Customer Data Protection In The Online Casino Industry

Protection of users’ information is one of the most complex areas that any gambling provider should address. This data is rather sensitive and a security breach may lead to serious consequences from losing loyal players to lawsuits and a drop in a share price. Here are only a few examples: AOL made 20 million search requests public by mistake, while Sony PlayStation lost 77 million records after a hack. They estimated the breach cost over $170 million.

But what data protection means for us, regular players? Which information we should never reveal and how the government protects us? Today we want to tell you more about the NZ legislation in gambling, as well as your rights as a user. We are sure that this data will be extremely useful and may potentially save your information and money.

Current Legislation

New Zealand gambling providers and venues are regulated by the Department of Internal Affairs and the 2003 Gambling Act. According to them, online gambling is prohibited and the only exceptions are Race Board, Lotteries Commission, and sales promotion. In 2004 the Gambling Commission was formed and since then it monitors New Zealand gambling, deals with complaints and ensures that personal information is safe. And if you don’t believe the officials, turn to trusted internet sources in the iGaming industry like Casino HEX, which contains all information on reputable providers and games.

Privacy Policy: Definition

The most important feature of an online casino in terms of data protection is the privacy policy, which explains how the provider will deal with the collected information. Read it attentively because this document discloses how the company uses account details and what it will do in case of hacks. Personal data, the basic set of details, usually includes your name, address, date of birth, phone number, email, as well as records of transactions. The privacy policy explains why each set of information is collected, how it is stored, and whether it’s shared with third parties.

The three pillars of customer data protection are the privacy policy, the General Data Protection Regulation (GDPR), and the Data Protection Act. Due to them, online operators are obliged to inform users how personal information is stored, shared, and protected.

Your Privacy Policy Rights

One may think that privacy policy doesn’t grant players with any rights and simply informs on data collection and processing. However, based on the Data Protection Act, players have a wide range of rights (including a right to opt for the deletion of any data). Here are some of them:

  1. Access right

Any time when staying at a casino, players have a right to request a report on data that was collected by the operator. This option may be available either from the personal account or by a request to managers.

  1. Rectification right

In case the player’s personal details have changed, the casino must change or delete the existing ones. Keep in mind that some operators require verification before updating the details.

  1. Right to erasure

All users have a right to ask the gambling site to delete all information that they have collected. However, the casino may agree to do so only if the data is not necessary or if a player doesn’t consent to the policy.

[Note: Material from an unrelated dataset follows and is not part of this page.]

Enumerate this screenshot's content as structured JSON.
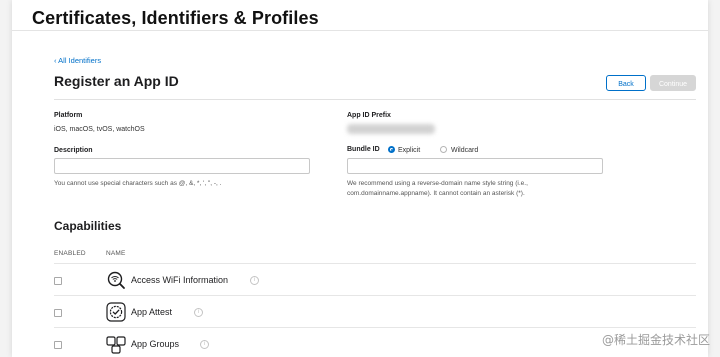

  1. Data restriction right

Another important right to be familiar with is the right to restrict personal data. It means that the casino can collect your personal data without processing it.

  1. Data portability right

All players must be able to receive information in a readable format. It should go as a separate ‘download my data’ button in a personal account or settings.

When Gambling Take Data Protection Seriously

Most gamblers don’t pay much attention to data protection and rarely read the privacy policy when joining an online casino. They are more interested in a welcome package or new games than in understanding the rights granted by the Data Protection Act and GDPR. But remember that the Internet remains quite an unstable place and even the most secure systems and platforms may be hacked or unintentionally disclose data.

So the first and the most important thing you should do is to get familiar with the privacy policy of a chosen operator and to learn your rights before entrusting anyone with sensitive data.